13 Aug 2021 · 2 min read

Argentina’s President Calls Crypto a ‘Hard Currency’ that Can Fight Inflation

Alberto Fernández, the President of Argentina, has made some remarkably bullish comments about crypto, noting that tokens may have the power to fight inflation and operate as “hard currency, somewhat” – although he sought to temper his musings by adding the caveat that he is not particularly well-versed in the world of decentralized digital assets.

Alberto Fernández. Source: A video screenshot, Youtube/Filo News

The comments came during an extended video interview aired on the Caja Negra YouTube page operated by Filo News, and saw Fernández claim that crypto had the potential to “nullify inflation.” The latter has been an inflammatory subject in Argentina in recent years, where hyperinflation has dogged the economy, dragging the nation into a financial quagmire.

However, it appears that Fernández or his representatives were more than happy to talk crypto – and sought to stoke debate further by posting crypto-related excerpts from the interview on the President’s official Twitter account.

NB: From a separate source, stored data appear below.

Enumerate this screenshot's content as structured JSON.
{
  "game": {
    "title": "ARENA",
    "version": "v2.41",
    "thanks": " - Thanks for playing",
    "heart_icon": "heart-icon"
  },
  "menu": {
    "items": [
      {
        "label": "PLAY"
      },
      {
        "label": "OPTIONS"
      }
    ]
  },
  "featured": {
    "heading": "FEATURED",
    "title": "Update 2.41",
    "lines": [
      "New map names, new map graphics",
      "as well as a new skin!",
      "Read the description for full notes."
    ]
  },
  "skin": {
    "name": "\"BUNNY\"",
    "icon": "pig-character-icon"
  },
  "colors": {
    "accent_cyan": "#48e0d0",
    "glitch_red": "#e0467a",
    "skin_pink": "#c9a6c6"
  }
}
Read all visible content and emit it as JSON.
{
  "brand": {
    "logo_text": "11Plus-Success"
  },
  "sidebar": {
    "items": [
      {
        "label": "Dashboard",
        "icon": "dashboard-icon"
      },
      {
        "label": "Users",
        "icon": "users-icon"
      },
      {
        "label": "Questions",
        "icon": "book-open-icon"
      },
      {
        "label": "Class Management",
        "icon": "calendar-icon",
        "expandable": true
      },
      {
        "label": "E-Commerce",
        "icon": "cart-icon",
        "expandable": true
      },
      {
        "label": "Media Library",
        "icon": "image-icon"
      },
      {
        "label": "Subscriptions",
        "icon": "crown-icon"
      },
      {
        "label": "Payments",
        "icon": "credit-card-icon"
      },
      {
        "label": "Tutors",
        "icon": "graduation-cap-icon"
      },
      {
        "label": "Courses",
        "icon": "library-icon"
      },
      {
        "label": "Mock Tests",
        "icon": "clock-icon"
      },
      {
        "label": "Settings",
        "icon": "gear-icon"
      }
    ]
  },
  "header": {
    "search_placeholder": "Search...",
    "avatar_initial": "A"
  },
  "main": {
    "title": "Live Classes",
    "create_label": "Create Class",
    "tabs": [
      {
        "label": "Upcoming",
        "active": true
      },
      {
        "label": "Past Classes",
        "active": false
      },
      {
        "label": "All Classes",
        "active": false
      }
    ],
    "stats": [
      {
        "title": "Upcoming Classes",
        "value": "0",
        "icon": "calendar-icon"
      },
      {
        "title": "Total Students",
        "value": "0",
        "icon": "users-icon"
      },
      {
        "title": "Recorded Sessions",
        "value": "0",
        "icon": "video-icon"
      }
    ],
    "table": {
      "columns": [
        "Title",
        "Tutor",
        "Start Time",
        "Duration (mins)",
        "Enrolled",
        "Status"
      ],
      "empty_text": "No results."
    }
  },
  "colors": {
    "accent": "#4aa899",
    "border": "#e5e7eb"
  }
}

Fernández shared the following comment he had made in the video on the social media platform:

“The conversation about the operation of cryptocurrencies is a global one. And I must confess that it is a matter that needs to be treated with care. In my case, [it is somewhat] unknown. But there’s no denying it, perhaps it’s a good way.”

During the video, he spoke more about crypto, stating that the sector’s advance was now “irreversible.”

However, he repeatedly sought to underline the fact that crypto adoption-related matters needed to be treated with “care” and “caution” – and confessed that “in my case,” much about the world of crypto was “unknown.”

When pressed on the matter, the President stated:

“The advantage of cryptocurrencies is that the inflationary effect is largely canceled out.”

He added notes of caution, too, remarking that “It’s also true that [crypto] creates insecurity, because there have already been [instances of] fakes and [illicit usage].”

But the message was still largely positive, as Fernández remarked:

“Even though things are mixed up when it comes to the microeconomic, technological, the transparent and the non-transparent, […] it's probably a good way.”

He also reiterated that he had the “sense that somehow” it could “contain” the power to fight “inflationary” forces due to its ability to function “somewhat” as a “hard currency” – and explained that some form of qualified crypto-related progress was likely “worth the risk.”

The President did not expand any further on the matter, but did also mention the fact that fintech-related laws were currently being considered as Buenos Aires is planning to regulate the crypto and blockchain sectors.